Ovarian cancer causes 151,900 deaths per year worldwide. Treatment and prognosis are primarily determined by the histopathologic interpretation in combination with molecular diagnosis. However, the relationship between histopathology patterns and molecular alterations is not fully understood, and it is difficult to predict patients' chemotherapy response using the known clinical and histological variables. We analyzed the whole-slide histopathology images, RNA-Seq, and proteomics data from 587 primary serous ovarian adenocarcinoma patients and developed a systematic algorithm to integrate histopathology and functional omics findings and to predict patients' response to platinum-based chemotherapy.
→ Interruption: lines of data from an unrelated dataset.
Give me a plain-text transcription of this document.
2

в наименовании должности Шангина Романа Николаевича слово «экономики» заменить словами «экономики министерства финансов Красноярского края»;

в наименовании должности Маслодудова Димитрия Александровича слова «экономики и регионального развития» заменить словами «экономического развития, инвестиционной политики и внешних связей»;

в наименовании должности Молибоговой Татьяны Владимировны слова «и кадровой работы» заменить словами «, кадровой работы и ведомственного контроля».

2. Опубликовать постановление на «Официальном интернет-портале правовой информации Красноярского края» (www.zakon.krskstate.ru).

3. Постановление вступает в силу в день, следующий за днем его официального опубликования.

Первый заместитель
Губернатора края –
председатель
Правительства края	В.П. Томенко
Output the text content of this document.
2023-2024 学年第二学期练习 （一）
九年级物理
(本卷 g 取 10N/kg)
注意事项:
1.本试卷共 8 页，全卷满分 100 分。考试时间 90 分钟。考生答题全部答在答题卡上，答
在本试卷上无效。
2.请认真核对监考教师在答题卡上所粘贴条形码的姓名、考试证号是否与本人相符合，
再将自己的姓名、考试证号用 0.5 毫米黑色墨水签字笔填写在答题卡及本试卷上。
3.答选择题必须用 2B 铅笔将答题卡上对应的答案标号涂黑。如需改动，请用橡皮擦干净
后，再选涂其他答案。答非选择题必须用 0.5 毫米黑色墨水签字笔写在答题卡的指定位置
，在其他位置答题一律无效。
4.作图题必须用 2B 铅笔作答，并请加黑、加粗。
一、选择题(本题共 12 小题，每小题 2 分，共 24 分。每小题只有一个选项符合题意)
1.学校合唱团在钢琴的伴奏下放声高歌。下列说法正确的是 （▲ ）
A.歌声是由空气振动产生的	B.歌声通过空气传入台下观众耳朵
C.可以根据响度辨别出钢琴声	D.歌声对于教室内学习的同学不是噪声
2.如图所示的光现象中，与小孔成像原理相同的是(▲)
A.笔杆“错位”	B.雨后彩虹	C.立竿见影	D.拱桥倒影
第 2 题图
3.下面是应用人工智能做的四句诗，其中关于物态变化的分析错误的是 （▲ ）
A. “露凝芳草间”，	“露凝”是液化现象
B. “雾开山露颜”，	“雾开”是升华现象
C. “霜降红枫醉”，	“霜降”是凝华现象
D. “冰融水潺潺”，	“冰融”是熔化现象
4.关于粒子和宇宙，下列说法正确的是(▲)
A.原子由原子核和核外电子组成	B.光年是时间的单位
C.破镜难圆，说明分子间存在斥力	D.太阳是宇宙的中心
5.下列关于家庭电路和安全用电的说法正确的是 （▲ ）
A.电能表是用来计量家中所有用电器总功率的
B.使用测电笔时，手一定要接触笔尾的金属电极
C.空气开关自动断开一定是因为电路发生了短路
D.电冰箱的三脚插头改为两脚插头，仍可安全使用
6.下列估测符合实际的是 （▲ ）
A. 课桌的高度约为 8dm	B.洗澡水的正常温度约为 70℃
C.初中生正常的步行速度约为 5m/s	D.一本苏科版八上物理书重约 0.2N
Our convolutional neural networks identified the cancerous regions with areas under the receiver operating characteristic curve (AUCs) > 0.95 and classified tumor grade with AUCs > 0.80. Functional omics analysis revealed that expression levels of proteins participated in innate immune responses and catabolic pathways are associated with tumor grade. Quantitative histopathology analysis successfully stratified patients with different response to platinum-based chemotherapy (P = 0.003). These results indicated the potential clinical utility of quantitative histopathology evaluation in tumor cell detection and chemotherapy response prediction. The developed algorithm is easily extensible to other tumor types and treatment modalities.